The scanning tunnel microscope probe,which tip is self-assembled of Ag nanowire,is used as a tool electrode in micro-nano electrochemical machining. It is found that the Ag nanowires occur reaction with electrolyte and dissolve in the machining process. In order to improve the stability of Ag nanowire in micro-nano electrochemical machining, the method of sputtering Au on the surface of Ag nanowire is developed. The research indicates that the nanowire electrode dissolves yet during electrochemical machining when the thickness of the sputtering layer is about 27 nm and 55 nm due to loose sputtering layer,while it is bent because of large internal stress when the thickness of the sputtering layer is about 310 nm and the bent nanowire falls away from the tip of scanning tunnel microscope probe due to decreased adhesion at the juncture. The Ag nanowire is still unchanged in the electrochemical reaction,when the thickness of the sputtering layer is about 150 nm and 240 nm. The nanowire electrode with the thickness of the sputtering layer of about 150 nm is used in micro-nano electrochemical machining.
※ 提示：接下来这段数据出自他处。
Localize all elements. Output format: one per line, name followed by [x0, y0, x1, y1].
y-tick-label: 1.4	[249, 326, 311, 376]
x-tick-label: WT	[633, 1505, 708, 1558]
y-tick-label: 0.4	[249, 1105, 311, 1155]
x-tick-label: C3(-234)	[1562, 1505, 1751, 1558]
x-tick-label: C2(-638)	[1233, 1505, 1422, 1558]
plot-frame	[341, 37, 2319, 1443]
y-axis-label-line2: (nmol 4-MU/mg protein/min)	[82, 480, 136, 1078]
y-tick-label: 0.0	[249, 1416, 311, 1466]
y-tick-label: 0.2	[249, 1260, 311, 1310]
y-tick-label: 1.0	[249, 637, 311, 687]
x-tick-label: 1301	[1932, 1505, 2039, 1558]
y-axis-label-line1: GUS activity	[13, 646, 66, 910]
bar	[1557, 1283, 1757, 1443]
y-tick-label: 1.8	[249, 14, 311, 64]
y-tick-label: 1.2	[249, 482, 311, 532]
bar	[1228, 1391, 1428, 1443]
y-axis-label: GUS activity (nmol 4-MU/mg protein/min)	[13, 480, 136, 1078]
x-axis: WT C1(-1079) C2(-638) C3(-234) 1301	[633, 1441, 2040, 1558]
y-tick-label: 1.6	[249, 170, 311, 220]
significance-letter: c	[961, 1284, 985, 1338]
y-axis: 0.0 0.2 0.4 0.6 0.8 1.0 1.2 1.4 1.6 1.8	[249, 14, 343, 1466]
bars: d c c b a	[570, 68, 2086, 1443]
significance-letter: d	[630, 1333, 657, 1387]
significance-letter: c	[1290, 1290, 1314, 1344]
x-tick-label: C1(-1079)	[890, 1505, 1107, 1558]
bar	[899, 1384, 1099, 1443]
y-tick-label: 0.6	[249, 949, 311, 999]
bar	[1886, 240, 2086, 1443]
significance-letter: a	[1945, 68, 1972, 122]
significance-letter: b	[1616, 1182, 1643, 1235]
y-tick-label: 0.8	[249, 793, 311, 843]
The groove of 110 nm in depth and 1 μm in the entrances width is prepared successfully by using the pulse period of 50 ns,pulse on-time of 6 ns,the voltage of 4 V and 0.1 mol/L H2SO4 electrolyte in the surface of high-temperature alloys workpiece.